2017年11月24日 1503号

【未来への責任 (237) 済州島「四・三事件」(上)】

 1995年以来、私は100回以上訪韓しているが、済州(チェジュ)島に行く機会はなかった。このほど済州島で開催された「日韓市民100人未来対話」会議に出席することになり、初めて訪問した。会議終了後に、四・三平和公園・記念館、北村(プクチョン)ノブンスンイ4・3記念館を見学、念願がかなった。
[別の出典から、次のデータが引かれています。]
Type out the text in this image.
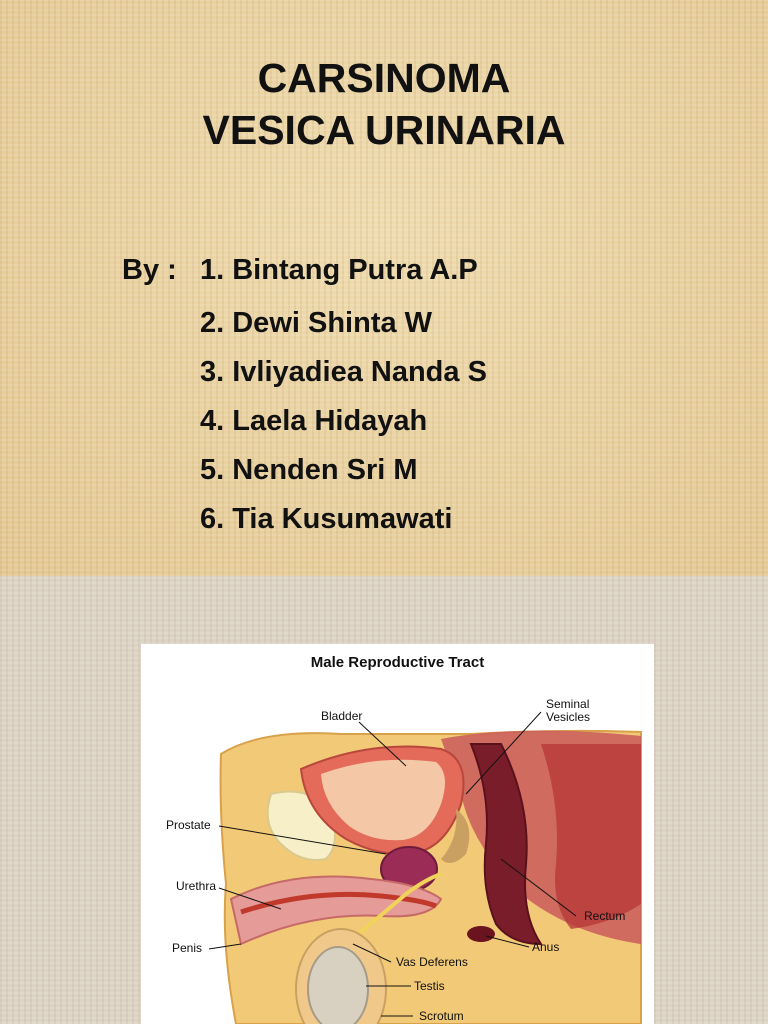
CARSINOMA
VESICA URINARIA
By : 1. Bintang Putra A.P
2. Dewi Shinta W
3. Ivliyadiea Nanda S
4. Laela Hidayah
5. Nenden Sri M
6. Tia Kusumawati
Male Reproductive Tract
Bladder
Seminal
Vesicles
Prostate
Urethra
Rectum
Penis	Anus
Vas Deferens
Testis
Scrotum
 「四・三(ササム)事件」。これは、米軍政下で発生し、大韓民国樹立、朝鮮戦争を経て1954年まで7年間にわたって済州島で続いた「事件」である。朝鮮解放後、済州島においては南北統一・自主独立国家建設をめざしいち早く人民委員会が組織され、実質的に島を統治するに至った(済州島民主主義民族戦線=民戦、南朝鮮労働党=南労党などが主導)。

 この運動を米軍政は弾圧し、他方、李承晩(イスンマン)らは米軍政と一体となって単独政府樹立を推進した。これに対し島民が1947年の三一節(独立運動記念日)で抗議行動を展開すると、米軍政―警察は発砲して弾圧(6人死亡)。これに抗議する官民ゼネストに対しても民戦幹部ら多数の人々を検挙して鎮圧した。そして、李承晩は朝鮮半島の南北分断の固定化に反対した金九(キムグ)、金奎植(キムギュシク)らを押し切り南半部のみの政権樹立に向けて単独選挙実施を打ち出した。これを阻むため、済州島の南労党は1948年4月3日に武装蜂起し、5月10日の選挙拒否を呼びかけた。多数の島民がこれに応え入山し、選挙をボイコット。済州島の3選挙区中2選挙区では選挙は無効となった。

 しかし、同年8月15日、李承晩は大韓民国政府を樹立。以降、軍兵力を済州島に投入、戒厳令を敷いて武装部隊を討伐、中山間地の村を焦土化する鎮圧作戦を展開した。武装隊と討伐隊間の武力衝突、討伐隊の鎮圧作戦により2万5千〜3万余名もの人々が犠牲となった。焦土化作戦によって家屋4万余棟が焼き払われ、130余もの村が廃墟となった。学校・行政事務所なども多数消失し、各種の事業施設も破壊された。

 「四・三事件」は韓国現代史において、朝鮮戦争に次いで甚大な犠牲を生んだ悲劇であった。この「事件」は1954年に漢拏(ハルラ)山入山禁止が解除されて終息を見た。しかし、以降も国家保安法、連座制により島民に対する監視・弾圧は続き、事件の後遺症は癒されなかった。

 「四・三事件」の真相究明と犠牲者らの名誉回復の取り組みが始まったのは1987年民主化後のこと。2000年1月、ようやく「済州四・三事件真相糾明及び犠牲者名誉回復に関する特別法」(四・三特別法)が成立した。そして、この特別法に基づき、真相調査が行われ、犠牲者・遺族認定が進み、平和公園・記念館が建設されたのだ。

 韓国では、このように過去の国家犯罪、国家暴力の真相究明、被害者救済・補償などが継続的に取り組まれている。過去事清算は「慰安婦」、徴用工問題だけではないのである。